With a penchant for rousing pop-punk with a distinctly heart-wrenching emo streak, Spanish Love Songs have been converting people to their often-bleak realist cause since the release of 2018 album, ‘Schmaltz’.
Documenting the misery, despair, and sheer hopelessness that often cloud the minds of many, the LA five-piece have spent the better half of a decade fostering a community of fans unafraid to feel, driven by the emotionally bruising songwriting of frontman Dylan Slocum.
With 2020’s ‘Brave Faces Everyone’ released just weeks before a global pandemic took hold of the planet, the band’s intensely personal songs became a beacon of hope for many, serving as a reminder that no matter how bad things get – you’re never alone. Shamelessly skirting around life’s darkest edges, whether he’s delving into the inner workings of his own brain or attempting to make sense of the chaos that surrounds him, Dylan’s lyrics have become defined by their humanity, capturing the everyday moments and emotions that unite us all.

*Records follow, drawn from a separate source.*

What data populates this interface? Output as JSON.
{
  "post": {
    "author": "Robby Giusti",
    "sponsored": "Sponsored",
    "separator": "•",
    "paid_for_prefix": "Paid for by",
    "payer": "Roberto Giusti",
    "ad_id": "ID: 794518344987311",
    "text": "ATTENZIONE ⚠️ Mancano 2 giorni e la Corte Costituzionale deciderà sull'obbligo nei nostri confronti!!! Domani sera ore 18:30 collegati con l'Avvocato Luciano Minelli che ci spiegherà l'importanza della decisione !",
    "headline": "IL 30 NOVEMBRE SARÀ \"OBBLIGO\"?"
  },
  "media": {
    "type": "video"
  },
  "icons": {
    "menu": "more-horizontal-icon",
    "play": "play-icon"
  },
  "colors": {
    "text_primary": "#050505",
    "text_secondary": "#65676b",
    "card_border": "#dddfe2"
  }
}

A songwriter who often prefers to let people draw their own interpretations from his words, as the release of Spanish Love Songs’ latest album ‘No Joy’ looms, Dylan talks Rock Sound through ten of his favourite references within the band’s lyrics.
“Listening to deathbed confessionals // Try to find someone more dependable”, ‘Lifers’ – ‘No Joy’ (2023)
“This came from a very specific memory I have of being in the van in Germany at the end of 2019. It was pretty early, and we were driving from Berlin to Cologne to play what still might be the biggest show of our career with Hot Water Music.
We have a lot of friends in Berlin, so I didn’t sleep the night before. For some self-hating reason, I put on Mount Eerie’s album ‘A Crow Looked at Me’, which is about the singer’s wife dying. I was openly weeping in the backseat of the van, and at one point, Meredith [Van Woert, keys] looked over and asked what was wrong. I showed her the album on my phone, and she was like, ‘Why are you doing this to yourself?’ I’ve only listened to that album maybe three times in total, and it’s crushingly beautiful, but it’s the worst thing you can do to yourself when you haven’t slept the night before and you’re on the edge of sanity anyway.”
“The vampires come at four in the morning // Out for blood with their spotlight on me”, ‘Pendulum’ – ‘No Joy’ (2023)
“This is pretty much a direct quote from my grandma. She had COVID and was in the hospital for about five months before she died. She said that the vampires would come every morning to take her blood, because it was basically the middle of the night. That image is terrifying to think of, and it was one of the last full conversations we had. It’s heart-breaking to think about, especially during COVID when nobody could be in the hospital with her. She was being playful about it though, and she was that type of person.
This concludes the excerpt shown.